What do you think has been the biggest challenge in successfully translating that novel into a game?
Dimitry said himself, the book is written on the surface as a kind of action thriller so actually it's perfect material to turn into a video game.
He also [says] that you should turn Crime and Punishment into a video game - but I'm not quite so convinced that that actually holds true for every book. Every book that has an action based narrative, you're going to have material for the game and if you're writing a thriller or an action book you'd better put some exciting set pieces in there.
So we have a ready-made selection of set pieces that people recognise from the book that can instantly go into the game. In other instances, some of those might not work perfectly well for gameplay reasons so the developer adds additional layers - so there's combat and action within the book itself but then the developer has to think: Well, actually, what does combat feel like in the game?

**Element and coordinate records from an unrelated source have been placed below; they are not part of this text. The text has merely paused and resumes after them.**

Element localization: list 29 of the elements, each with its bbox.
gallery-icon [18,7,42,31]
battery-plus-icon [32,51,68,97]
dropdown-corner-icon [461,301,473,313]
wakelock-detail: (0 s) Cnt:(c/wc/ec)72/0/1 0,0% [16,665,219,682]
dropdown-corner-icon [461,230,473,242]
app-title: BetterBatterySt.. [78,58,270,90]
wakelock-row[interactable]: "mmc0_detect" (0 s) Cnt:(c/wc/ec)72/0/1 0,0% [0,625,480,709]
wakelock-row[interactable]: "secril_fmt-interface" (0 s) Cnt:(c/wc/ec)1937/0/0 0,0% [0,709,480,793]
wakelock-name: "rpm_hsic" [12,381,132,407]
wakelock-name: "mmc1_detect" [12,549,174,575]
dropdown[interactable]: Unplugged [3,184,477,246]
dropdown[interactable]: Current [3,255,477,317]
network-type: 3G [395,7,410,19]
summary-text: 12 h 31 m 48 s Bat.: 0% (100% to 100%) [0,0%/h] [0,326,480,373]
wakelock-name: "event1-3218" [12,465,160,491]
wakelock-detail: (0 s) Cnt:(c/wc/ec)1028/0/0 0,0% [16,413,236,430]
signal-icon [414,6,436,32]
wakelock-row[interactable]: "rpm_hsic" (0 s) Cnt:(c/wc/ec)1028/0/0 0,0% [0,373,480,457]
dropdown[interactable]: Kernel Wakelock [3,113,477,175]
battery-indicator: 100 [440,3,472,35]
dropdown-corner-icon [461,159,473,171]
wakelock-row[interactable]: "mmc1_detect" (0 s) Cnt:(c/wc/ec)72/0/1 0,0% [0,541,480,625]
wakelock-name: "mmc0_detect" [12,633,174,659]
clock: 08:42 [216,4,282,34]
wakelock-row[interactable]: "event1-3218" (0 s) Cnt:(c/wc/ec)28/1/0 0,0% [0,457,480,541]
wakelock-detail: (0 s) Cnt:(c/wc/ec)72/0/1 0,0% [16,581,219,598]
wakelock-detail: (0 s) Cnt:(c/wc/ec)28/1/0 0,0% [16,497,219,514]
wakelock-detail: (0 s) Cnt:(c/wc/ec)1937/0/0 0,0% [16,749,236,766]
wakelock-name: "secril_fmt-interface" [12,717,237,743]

You're probably seeing two very different styles from the very intense, kind of crazed mutants that swarm over you and you're fending them off at close quarters, to the much more considered, tactical combat when you're up against human opponents, trying to flank you and using cover and using munitions rather than teeth and claws. They're purely gameplay decisions rather than storyboard decisions.
As you're moving closer to release day what's left to do? What kind of areas are you going to focus on from now until release?
We are literally in the last stages of polish and balancing and tweaking at the moment. We're supremely happy with where we are from a presentation perspective now. Visuals and the audio and the surround and the whole layer of presentation has got that gorgeous, blockbuster game feel to it. The engine's an absolutely phenomenal piece of technology.
The last few tweaks we're putting in are minor balance tweaks and just a couple of control changes on the 360 version to make the weapon select mechanic more consistent with FPS conventions.
Basically, the PC 'left and right select up and down' weapon select doesn't really work on consoles so well so we're going to swap that out for the final game, we've got that in test at the moment and again it just makes a substantial difference.